Cockle Bay Wharf consists of a number of establishments over three levels. We headed for the waterside promenade and a cafe called Baia The Italian. Its website promised a small breakfast menu and while the surrounds were quite deserted, it meant we could have a quiet and relatively prompt meal before we went our different ways.

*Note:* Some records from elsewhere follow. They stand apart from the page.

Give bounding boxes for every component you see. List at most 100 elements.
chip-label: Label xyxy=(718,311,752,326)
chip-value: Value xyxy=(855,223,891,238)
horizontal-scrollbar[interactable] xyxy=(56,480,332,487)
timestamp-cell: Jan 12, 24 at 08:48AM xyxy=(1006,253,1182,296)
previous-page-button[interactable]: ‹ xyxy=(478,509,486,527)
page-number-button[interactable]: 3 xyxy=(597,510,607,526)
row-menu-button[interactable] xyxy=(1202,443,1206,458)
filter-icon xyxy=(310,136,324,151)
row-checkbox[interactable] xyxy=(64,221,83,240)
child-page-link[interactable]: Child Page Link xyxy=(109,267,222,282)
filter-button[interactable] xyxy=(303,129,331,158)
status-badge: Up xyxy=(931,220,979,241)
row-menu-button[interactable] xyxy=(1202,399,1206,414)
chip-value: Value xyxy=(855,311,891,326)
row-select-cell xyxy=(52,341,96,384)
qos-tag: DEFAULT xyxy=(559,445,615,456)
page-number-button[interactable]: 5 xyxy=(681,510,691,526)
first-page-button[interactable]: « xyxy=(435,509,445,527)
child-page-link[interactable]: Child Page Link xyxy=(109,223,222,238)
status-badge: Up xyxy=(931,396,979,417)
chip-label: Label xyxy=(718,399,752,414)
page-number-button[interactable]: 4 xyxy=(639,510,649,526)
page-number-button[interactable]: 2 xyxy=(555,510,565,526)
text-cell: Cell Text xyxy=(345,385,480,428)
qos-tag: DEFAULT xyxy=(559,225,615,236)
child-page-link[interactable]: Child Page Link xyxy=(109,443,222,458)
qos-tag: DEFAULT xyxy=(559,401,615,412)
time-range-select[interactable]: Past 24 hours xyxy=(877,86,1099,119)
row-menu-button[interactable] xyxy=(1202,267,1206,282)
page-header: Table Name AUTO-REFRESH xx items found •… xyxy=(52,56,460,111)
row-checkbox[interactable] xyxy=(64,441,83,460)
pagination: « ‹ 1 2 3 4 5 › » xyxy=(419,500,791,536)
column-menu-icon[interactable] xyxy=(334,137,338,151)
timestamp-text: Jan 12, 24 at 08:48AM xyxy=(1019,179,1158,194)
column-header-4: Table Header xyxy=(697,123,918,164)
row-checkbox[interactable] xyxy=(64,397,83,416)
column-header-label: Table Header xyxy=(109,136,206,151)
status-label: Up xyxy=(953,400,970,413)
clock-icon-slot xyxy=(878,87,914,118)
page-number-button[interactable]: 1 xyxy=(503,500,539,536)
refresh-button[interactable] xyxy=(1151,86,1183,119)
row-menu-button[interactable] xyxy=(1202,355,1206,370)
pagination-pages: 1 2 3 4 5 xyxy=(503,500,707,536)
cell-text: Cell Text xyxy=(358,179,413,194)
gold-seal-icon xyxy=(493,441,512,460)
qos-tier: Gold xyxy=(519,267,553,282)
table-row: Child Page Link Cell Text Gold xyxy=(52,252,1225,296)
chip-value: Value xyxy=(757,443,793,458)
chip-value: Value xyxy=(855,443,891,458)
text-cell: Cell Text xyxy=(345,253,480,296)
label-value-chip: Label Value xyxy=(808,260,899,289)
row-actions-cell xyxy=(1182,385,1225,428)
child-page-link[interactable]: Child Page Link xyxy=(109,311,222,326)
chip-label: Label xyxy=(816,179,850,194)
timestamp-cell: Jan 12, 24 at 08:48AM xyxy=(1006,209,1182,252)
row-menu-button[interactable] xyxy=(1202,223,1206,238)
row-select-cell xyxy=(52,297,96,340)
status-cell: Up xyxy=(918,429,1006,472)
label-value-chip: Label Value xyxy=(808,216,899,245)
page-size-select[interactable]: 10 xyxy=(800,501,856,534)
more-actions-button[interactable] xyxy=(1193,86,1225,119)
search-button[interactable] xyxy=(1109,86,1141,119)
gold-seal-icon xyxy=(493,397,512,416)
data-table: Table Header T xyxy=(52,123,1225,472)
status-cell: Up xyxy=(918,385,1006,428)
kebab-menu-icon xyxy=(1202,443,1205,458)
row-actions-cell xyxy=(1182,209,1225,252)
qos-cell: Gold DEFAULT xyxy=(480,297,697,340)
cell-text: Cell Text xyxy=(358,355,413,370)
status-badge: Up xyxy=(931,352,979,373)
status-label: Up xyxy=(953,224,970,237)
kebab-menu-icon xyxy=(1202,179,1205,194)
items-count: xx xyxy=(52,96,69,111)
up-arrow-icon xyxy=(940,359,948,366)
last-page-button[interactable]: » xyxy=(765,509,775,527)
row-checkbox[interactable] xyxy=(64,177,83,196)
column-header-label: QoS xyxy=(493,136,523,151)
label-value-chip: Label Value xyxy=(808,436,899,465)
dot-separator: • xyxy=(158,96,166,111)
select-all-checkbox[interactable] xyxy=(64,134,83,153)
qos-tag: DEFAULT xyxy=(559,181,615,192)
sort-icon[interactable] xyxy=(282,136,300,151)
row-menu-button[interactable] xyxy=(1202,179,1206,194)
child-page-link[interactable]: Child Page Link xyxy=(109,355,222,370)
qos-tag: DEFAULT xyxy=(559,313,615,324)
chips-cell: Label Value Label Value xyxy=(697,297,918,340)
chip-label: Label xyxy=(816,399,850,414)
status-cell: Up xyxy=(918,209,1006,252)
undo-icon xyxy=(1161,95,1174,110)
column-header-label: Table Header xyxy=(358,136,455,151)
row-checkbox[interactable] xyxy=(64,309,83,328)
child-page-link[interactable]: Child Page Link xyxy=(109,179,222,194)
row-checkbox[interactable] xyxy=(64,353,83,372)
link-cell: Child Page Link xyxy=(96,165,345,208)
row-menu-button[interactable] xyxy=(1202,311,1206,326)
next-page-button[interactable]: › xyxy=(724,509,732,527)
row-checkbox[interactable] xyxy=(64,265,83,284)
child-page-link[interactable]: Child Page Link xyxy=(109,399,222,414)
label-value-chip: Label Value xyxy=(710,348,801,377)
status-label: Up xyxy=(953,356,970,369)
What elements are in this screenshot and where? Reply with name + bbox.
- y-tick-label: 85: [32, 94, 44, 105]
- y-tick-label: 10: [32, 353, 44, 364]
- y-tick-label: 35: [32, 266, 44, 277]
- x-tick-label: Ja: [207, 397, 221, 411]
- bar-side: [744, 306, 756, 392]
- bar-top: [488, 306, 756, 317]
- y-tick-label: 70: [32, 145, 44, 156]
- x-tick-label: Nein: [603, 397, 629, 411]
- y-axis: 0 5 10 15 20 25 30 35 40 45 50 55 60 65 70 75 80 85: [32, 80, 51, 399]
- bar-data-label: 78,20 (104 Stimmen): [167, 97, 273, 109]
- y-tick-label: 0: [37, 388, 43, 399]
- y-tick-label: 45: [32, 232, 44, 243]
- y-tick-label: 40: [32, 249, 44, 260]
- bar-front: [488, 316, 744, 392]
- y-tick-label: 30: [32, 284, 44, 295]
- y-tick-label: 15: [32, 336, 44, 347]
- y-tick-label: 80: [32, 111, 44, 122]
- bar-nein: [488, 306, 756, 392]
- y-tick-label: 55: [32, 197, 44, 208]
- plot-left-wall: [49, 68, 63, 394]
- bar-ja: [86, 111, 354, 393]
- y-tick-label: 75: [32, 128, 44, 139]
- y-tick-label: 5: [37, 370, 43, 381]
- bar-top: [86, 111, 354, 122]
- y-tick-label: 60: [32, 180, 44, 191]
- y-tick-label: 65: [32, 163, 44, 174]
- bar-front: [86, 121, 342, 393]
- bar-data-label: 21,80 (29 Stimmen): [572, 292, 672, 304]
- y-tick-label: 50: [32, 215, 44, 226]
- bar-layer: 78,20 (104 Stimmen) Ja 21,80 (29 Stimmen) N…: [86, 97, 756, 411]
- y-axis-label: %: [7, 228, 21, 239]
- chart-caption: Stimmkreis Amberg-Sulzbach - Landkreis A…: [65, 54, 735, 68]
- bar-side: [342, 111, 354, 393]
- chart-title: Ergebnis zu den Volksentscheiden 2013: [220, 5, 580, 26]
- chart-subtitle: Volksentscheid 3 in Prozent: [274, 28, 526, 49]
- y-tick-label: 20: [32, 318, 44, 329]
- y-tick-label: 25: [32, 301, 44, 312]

This wasn’t a sunny morning, rather, a typical overcast, humid Sydney summer’s day with spots of rain threatening to force us inside. Happily, it didn’t develop and we were able to get through without being drowned. We were the only patrons this particular morning; the area is rather different after work where the bars and restaurants here and further along the harbour at the King Street Wharf can be rather crowded. The Hipster had already had his morning coffee, so we moved straight to the business of ordering food.
Greedy Girl took bruschetta pictured at the top of this post – essentially tomato, feta cheese and avocado atop soy and linseed toast. It looked quite fresh and festive but the flavours were underwhelming. The dish was crying out for seasoning and a squeeze of lemon would have added to it. The olive oil was quite nice but it didn’t have a peppery quality which would have also worked well.
The Hipster had roasted field mushrooms and tomato with wilted spinach and poached eggs. The eggs met the standard test – when sliced open, the yolks emerged with a gratifying ooze. The tomato was fine and the mushrooms were cooked well. The downside was rather watery spinach.
Given we both had jobs to go to, we were there for a good, not a long time. Greedy Girl ordered her customary piccolo coffee and it arrived without delay – as you’d hope – there wasn’t anyone else crying out for attention from the waiter. The coffee was nice – it had a good colour and a reasonable amount of oomph. Greedy Girl also couldn’t stop herself from sampling the little biscuit on the side.
And we were done. As usual, the Hipster and Greedy Girl argued over who should foot the bill. Greedy Girl moved purposefully towards the cashier’s desk, proffering her credit card. And therein was the problem – their system was not online and Greedy Girl didn’t have enough cash on her. The waiter suggested Greedy Girl leave her credit card details and the payment could be processed later. Thanks, but no thanks. Between us, we managed to scrape together barely enough paper money to settle up and depart.
This area of Sydney is a real enigma – it should have absolutely everything going for it and a steady stream of visitors morning, noon and night. Still, it was an OK if not spectacular spot to snack and chat.